Ainda antes do início da crise cambial, a Tailândia mantinha a sua divisa em paridade com um cabaz de outras moedas fortemente relacionadas com o dólar norte-americano. Entretanto, os mercados financeiros da Tailândia tornaram-se alvo de pressões contínuas em 1996 continuando a sofrer vários ataques especulativos no início do ano de 1997. As autoridades tailandesas tentaram defender a moeda através de aumentos da taxa de juro de curto prazo e de intervenções no mercado cambial mas, apesar dos seus esforços, foram forçadas a permitir a flutuação da moeda no dia 2 de Julho de 1997. Na sequência do colapso da moeda tailandesa, os mercados financeiros do Sudeste e Sudoeste Asiático – em particular a Tailândia, Malásia, Indonésia, Filipinas e Coreia – sofreram importantes perdas durante o final de 1997 e início de 1998. Nos meses seguintes, os mercados regionais enfrentaram uma pressão crescente e essa pressão reflectiu-se na subsequente turbulência nas cotações cambiais. Uma significativa desvalorização do peso filipino ocorreu a 11 de Julho tendo-se seguido a desvalorização do “ringitt” da Malásia no dia 14 do mesmo mês e da rupia da Indonésia no dia 14 de Agosto. Em Outubro, a crise fez-se sentir mesmo em países com grandes reservas de divisas como a Formosa e Hong-Kong.
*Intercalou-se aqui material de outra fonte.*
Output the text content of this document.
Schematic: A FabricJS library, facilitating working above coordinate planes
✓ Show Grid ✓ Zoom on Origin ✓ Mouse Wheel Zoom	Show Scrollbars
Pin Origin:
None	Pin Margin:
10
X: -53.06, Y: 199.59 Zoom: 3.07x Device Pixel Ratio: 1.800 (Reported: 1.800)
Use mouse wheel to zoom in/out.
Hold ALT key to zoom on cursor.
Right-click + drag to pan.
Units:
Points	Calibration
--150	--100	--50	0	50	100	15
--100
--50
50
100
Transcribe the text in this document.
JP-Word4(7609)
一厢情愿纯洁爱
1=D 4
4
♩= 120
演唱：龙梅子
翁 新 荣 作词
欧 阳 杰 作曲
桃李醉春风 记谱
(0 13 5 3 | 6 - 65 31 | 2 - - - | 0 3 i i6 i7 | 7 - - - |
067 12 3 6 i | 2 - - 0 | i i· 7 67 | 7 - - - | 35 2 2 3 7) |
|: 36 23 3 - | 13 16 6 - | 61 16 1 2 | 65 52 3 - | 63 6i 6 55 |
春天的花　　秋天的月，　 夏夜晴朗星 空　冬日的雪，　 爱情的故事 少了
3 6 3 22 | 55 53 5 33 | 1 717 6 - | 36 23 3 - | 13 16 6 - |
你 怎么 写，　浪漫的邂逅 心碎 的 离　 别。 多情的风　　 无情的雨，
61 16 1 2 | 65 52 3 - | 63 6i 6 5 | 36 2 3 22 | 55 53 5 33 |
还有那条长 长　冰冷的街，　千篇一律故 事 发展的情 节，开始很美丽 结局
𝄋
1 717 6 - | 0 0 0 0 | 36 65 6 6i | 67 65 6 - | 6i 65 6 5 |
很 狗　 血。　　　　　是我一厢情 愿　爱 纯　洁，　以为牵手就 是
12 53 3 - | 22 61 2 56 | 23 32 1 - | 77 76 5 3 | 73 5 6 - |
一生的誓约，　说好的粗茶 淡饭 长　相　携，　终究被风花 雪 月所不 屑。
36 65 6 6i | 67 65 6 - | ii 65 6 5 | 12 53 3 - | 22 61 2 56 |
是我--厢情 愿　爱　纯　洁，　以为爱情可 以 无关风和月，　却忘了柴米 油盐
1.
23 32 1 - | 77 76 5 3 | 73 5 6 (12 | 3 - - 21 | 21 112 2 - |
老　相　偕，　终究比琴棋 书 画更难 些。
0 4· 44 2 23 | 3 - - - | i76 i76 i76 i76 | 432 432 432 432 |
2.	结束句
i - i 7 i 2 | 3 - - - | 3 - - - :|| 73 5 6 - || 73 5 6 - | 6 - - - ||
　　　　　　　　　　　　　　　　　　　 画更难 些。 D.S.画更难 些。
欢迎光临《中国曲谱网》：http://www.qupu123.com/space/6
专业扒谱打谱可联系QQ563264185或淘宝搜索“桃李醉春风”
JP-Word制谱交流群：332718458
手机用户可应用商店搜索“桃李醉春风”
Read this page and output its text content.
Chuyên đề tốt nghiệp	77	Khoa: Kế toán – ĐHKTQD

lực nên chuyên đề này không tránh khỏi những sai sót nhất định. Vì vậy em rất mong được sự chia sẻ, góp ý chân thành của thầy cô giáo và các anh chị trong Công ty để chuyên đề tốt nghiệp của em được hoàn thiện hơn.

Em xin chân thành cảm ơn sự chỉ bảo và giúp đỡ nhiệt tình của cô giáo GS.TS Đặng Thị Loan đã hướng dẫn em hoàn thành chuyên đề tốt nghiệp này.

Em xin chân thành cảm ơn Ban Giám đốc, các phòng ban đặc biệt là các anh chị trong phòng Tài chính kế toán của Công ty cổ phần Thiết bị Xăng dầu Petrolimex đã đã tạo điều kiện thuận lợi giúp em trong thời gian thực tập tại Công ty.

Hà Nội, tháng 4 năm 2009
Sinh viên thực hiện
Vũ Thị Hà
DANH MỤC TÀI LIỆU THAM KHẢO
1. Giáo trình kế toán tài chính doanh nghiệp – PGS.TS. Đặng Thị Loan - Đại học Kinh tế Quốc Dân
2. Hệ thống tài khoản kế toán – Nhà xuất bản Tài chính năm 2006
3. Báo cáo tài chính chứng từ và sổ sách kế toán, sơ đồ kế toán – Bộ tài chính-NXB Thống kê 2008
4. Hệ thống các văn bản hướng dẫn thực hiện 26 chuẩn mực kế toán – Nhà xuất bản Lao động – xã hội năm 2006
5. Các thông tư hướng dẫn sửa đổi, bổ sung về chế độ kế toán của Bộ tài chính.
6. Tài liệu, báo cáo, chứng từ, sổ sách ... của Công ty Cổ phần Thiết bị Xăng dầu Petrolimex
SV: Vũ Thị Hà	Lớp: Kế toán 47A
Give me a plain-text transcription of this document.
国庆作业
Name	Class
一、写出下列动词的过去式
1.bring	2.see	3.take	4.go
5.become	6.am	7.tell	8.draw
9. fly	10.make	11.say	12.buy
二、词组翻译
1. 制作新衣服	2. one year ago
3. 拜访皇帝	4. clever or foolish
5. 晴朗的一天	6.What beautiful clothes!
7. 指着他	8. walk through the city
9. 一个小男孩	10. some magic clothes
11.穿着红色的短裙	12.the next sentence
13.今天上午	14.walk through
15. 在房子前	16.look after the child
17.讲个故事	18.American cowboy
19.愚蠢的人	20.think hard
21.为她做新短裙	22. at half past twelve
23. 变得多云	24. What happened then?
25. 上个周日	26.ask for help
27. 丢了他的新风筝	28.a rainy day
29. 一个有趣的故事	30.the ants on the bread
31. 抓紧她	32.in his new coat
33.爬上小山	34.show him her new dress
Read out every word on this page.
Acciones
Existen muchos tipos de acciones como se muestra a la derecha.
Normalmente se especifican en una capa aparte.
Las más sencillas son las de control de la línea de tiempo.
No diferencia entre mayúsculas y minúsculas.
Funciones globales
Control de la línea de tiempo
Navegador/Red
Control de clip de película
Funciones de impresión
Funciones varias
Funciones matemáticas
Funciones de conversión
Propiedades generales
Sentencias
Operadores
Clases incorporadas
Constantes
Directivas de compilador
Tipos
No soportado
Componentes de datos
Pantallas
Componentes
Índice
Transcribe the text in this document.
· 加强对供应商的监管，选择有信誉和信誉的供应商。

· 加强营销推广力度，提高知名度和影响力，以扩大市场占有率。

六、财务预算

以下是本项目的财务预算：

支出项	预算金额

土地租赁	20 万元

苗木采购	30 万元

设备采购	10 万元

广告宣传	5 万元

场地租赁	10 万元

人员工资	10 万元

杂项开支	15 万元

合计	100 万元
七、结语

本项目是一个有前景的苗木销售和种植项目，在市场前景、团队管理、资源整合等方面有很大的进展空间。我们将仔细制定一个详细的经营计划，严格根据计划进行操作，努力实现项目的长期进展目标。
Na semana de 20 de Outubro, o índice de acções de Hong-Kong perdeu aproximadamente um quarto do seu valor. À medida que a crise se desenvolvia, uma intensa volatilidade afectava os mercados de câmbios e de acções de toda a região culminando na passagem do “won” coreano ao regime de flutuação cambial no dia 22 de Dezembro de 1997. As notícias de tensão económica e política, particularmente os sinais de fragilidade no sector bancário, tornaram-se habituais nos países afectados.

Apesar de se terem iniciado muito antes, as negociações com o Fundo Monetário Internacional não produziram resultados senão em Janeiro de 1998, altura em que foi assinado o primeiro acordo de refinanciamento. Os três meses e meio que se seguiram foram mais calmos até que o surgimento de uma crise política na Indonésia, em meados de Maio, provocou uma nova vaga de turbulência nos mercados financeiros.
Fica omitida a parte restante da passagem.